If the request shape is invalid, the policy server SHOULD respond with a `spam` recommendation, as
shown below. If the event (or room) is not known to the policy server, it is left as an implementation
detail for whether to consider that event as `spam` or `ok`.
```
200 OK
Content-Type: application/json
{"recommendation": "spam"}
```
```
200 OK
Content-Type: application/json
{"recommendation": "ok"}
```
```
429 Rate Limited
Content-Type: application/json
{"error":"Too many requests","errcode":"M_RATE_LIMITED"}
```
```
500 Internal Server Error
Content-Type: application/json
{"error":"It broke","errcode":"M_UNKNOWN"}
```
**TODO**: Figure out a way to expose which filters (if any) caused an event to be flagged as spam, to
allow for more nuanced decision making by servers/bots. Also, if exposed, figure out a way to do so
which doesn't expose that detail to potential attackers. Consider exposing with score metrics per filter.

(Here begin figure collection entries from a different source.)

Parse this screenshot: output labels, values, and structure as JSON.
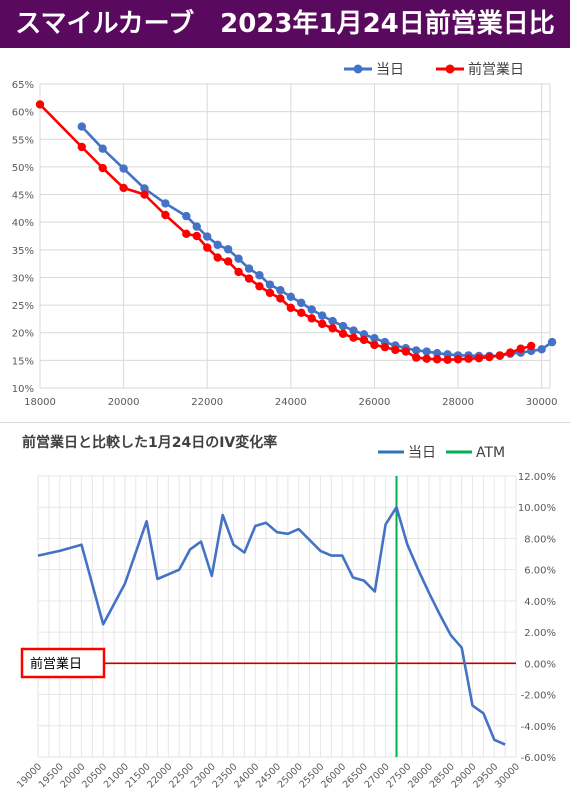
{
  "header": {
    "title": "スマイルカーブ　2023年1月24日前営業日比"
  },
  "colors": {
    "header_bg": "#5a0a5e",
    "today": "#4472c4",
    "prev": "#ff0000",
    "atm": "#00b050",
    "zero_line": "#c00000"
  },
  "chart_data": [
    {
      "type": "line",
      "title": "",
      "xlabel": "",
      "ylabel": "",
      "xlim": [
        18000,
        30200
      ],
      "ylim": [
        10,
        65
      ],
      "x_ticks": [
        18000,
        20000,
        22000,
        24000,
        26000,
        28000,
        30000
      ],
      "y_ticks": [
        10,
        15,
        20,
        25,
        30,
        35,
        40,
        45,
        50,
        55,
        60,
        65
      ],
      "y_unit": "%",
      "grid": true,
      "legend_position": "top-right",
      "series": [
        {
          "name": "当日",
          "color": "#4472c4",
          "points": [
            [
              19000,
              57.3
            ],
            [
              19500,
              53.3
            ],
            [
              20000,
              49.7
            ],
            [
              20500,
              46.1
            ],
            [
              21000,
              43.4
            ],
            [
              21500,
              41.1
            ],
            [
              21750,
              39.2
            ],
            [
              22000,
              37.4
            ],
            [
              22250,
              35.9
            ],
            [
              22500,
              35.1
            ],
            [
              22750,
              33.4
            ],
            [
              23000,
              31.6
            ],
            [
              23250,
              30.4
            ],
            [
              23500,
              28.7
            ],
            [
              23750,
              27.7
            ],
            [
              24000,
              26.5
            ],
            [
              24250,
              25.4
            ],
            [
              24500,
              24.2
            ],
            [
              24750,
              23.1
            ],
            [
              25000,
              22.1
            ],
            [
              25250,
              21.2
            ],
            [
              25500,
              20.4
            ],
            [
              25750,
              19.7
            ],
            [
              26000,
              19.0
            ],
            [
              26250,
              18.3
            ],
            [
              26500,
              17.7
            ],
            [
              26750,
              17.2
            ],
            [
              27000,
              16.8
            ],
            [
              27250,
              16.6
            ],
            [
              27500,
              16.3
            ],
            [
              27750,
              16.1
            ],
            [
              28000,
              15.9
            ],
            [
              28250,
              15.9
            ],
            [
              28500,
              15.8
            ],
            [
              28750,
              15.8
            ],
            [
              29000,
              15.8
            ],
            [
              29250,
              16.2
            ],
            [
              29500,
              16.4
            ],
            [
              29750,
              16.7
            ],
            [
              30000,
              17.0
            ],
            [
              30250,
              18.3
            ]
          ]
        },
        {
          "name": "前営業日",
          "color": "#ff0000",
          "points": [
            [
              18000,
              61.3
            ],
            [
              19000,
              53.6
            ],
            [
              19500,
              49.8
            ],
            [
              20000,
              46.2
            ],
            [
              20500,
              45.0
            ],
            [
              21000,
              41.3
            ],
            [
              21500,
              37.9
            ],
            [
              21750,
              37.5
            ],
            [
              22000,
              35.4
            ],
            [
              22250,
              33.6
            ],
            [
              22500,
              32.9
            ],
            [
              22750,
              31.0
            ],
            [
              23000,
              29.8
            ],
            [
              23250,
              28.4
            ],
            [
              23500,
              27.2
            ],
            [
              23750,
              26.2
            ],
            [
              24000,
              24.5
            ],
            [
              24250,
              23.6
            ],
            [
              24500,
              22.6
            ],
            [
              24750,
              21.6
            ],
            [
              25000,
              20.8
            ],
            [
              25250,
              19.8
            ],
            [
              25500,
              19.1
            ],
            [
              25750,
              18.7
            ],
            [
              26000,
              17.8
            ],
            [
              26250,
              17.4
            ],
            [
              26500,
              16.9
            ],
            [
              26750,
              16.6
            ],
            [
              27000,
              15.5
            ],
            [
              27250,
              15.3
            ],
            [
              27500,
              15.2
            ],
            [
              27750,
              15.1
            ],
            [
              28000,
              15.2
            ],
            [
              28250,
              15.3
            ],
            [
              28500,
              15.4
            ],
            [
              28750,
              15.6
            ],
            [
              29000,
              15.9
            ],
            [
              29250,
              16.4
            ],
            [
              29500,
              17.1
            ],
            [
              29750,
              17.6
            ]
          ]
        }
      ]
    },
    {
      "type": "line",
      "title": "前営業日と比較した1月24日のIV変化率",
      "xlabel": "",
      "ylabel": "",
      "xlim": [
        19000,
        30000
      ],
      "ylim": [
        -6,
        12
      ],
      "x_ticks": [
        19000,
        19500,
        20000,
        20500,
        21000,
        21500,
        22000,
        22500,
        23000,
        23500,
        24000,
        24500,
        25000,
        25500,
        26000,
        26500,
        27000,
        27500,
        28000,
        28500,
        29000,
        29500,
        30000
      ],
      "y_ticks": [
        -6,
        -4,
        -2,
        0,
        2,
        4,
        6,
        8,
        10,
        12
      ],
      "y_tick_labels": [
        "-6.00%",
        "-4.00%",
        "-2.00%",
        "0.00%",
        "2.00%",
        "4.00%",
        "6.00%",
        "8.00%",
        "10.00%",
        "12.00%"
      ],
      "y_axis_position": "right",
      "grid": true,
      "legend_position": "top",
      "atm_label": "ATM",
      "atm_x": 27250,
      "zero_line_label": "前営業日",
      "series": [
        {
          "name": "当日",
          "color": "#4472c4",
          "points": [
            [
              19000,
              6.9
            ],
            [
              19500,
              7.2
            ],
            [
              20000,
              7.6
            ],
            [
              20500,
              2.5
            ],
            [
              21000,
              5.1
            ],
            [
              21500,
              9.1
            ],
            [
              21750,
              5.4
            ],
            [
              22250,
              6.0
            ],
            [
              22500,
              7.3
            ],
            [
              22750,
              7.8
            ],
            [
              23000,
              5.6
            ],
            [
              23250,
              9.5
            ],
            [
              23500,
              7.6
            ],
            [
              23750,
              7.1
            ],
            [
              24000,
              8.8
            ],
            [
              24250,
              9.0
            ],
            [
              24500,
              8.4
            ],
            [
              24750,
              8.3
            ],
            [
              25000,
              8.6
            ],
            [
              25250,
              7.9
            ],
            [
              25500,
              7.2
            ],
            [
              25750,
              6.9
            ],
            [
              26000,
              6.9
            ],
            [
              26250,
              5.5
            ],
            [
              26500,
              5.3
            ],
            [
              26750,
              4.6
            ],
            [
              27000,
              8.9
            ],
            [
              27250,
              10.0
            ],
            [
              27500,
              7.6
            ],
            [
              27750,
              6.0
            ],
            [
              28000,
              4.5
            ],
            [
              28250,
              3.1
            ],
            [
              28500,
              1.8
            ],
            [
              28750,
              1.0
            ],
            [
              29000,
              -2.7
            ],
            [
              29250,
              -3.2
            ],
            [
              29500,
              -4.9
            ],
            [
              29750,
              -5.2
            ]
          ]
        }
      ]
    }
  ]
}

As shown, `recommendation` may either be `spam` or `ok`. (**TODO**: Consider different keywords)
**TODO**: Support namespaced identifiers in an array for more recommendations? ie: `[ok, org.example.warn_user]`
Homeserver implementations SHOULD fail safely and assume events are *not* spam when they cannot reach
the policy server. However, they SHOULD also attempt to retry the request for a reasonable amount of
time.
In some implementations, a homeserver may cooperate further with the policy server to issue redactions
for spammy events, helping to keep the room clear for users on servers which didn't check with the
policy server ahead of sending their event(s). For example, `matrix.example.org` may have a user in
the room with permission to send redactions and `/check`s all events.
## Potential issues
**TODO**: This section.
Broadly:
* Lack of batching is unfortunate (**TODO**: Fix this)
## Safety considerations
**TODO**: This section.
## Security considerations
**TODO**: This section.
## Alternatives
**TODO**: This section. Many of the inline TODOs describe some alternatives.
An alternative was considered where, in a future room version, all events must be signed by the policy
server before they're able to be added to the DAG. However, this results in compulsory centralization
and usage, removing the room's agency to choose which moderation tools they utilize and that room's
ability to survive network partitions. This alternative does have an advantage of reducing bandwidth
spend across the federation (as there's no point in sending a spammy event if the policy server won't
sign it), but would require that communities upgrade their rooms to a compatible room version, which
typically take significant time to specify and deploy.
## Unstable prefix
While this proposal is not considered stable, implementations should use the following unstable identifiers:
| Stable | Unstable |
|-|-|
| `/_matrix/policy/v1/event/:eventId/check` | `/_matrix/policy/unstable/org.matrix.msc4284/event/:eventId/check` |
| `m.room.server_assignments` | `org.matrix.msc4284.server_assignments` |
| `m.policy` | `org.matrix.msc4284.policy` |
## Dependencies
This proposal has no direct dependencies.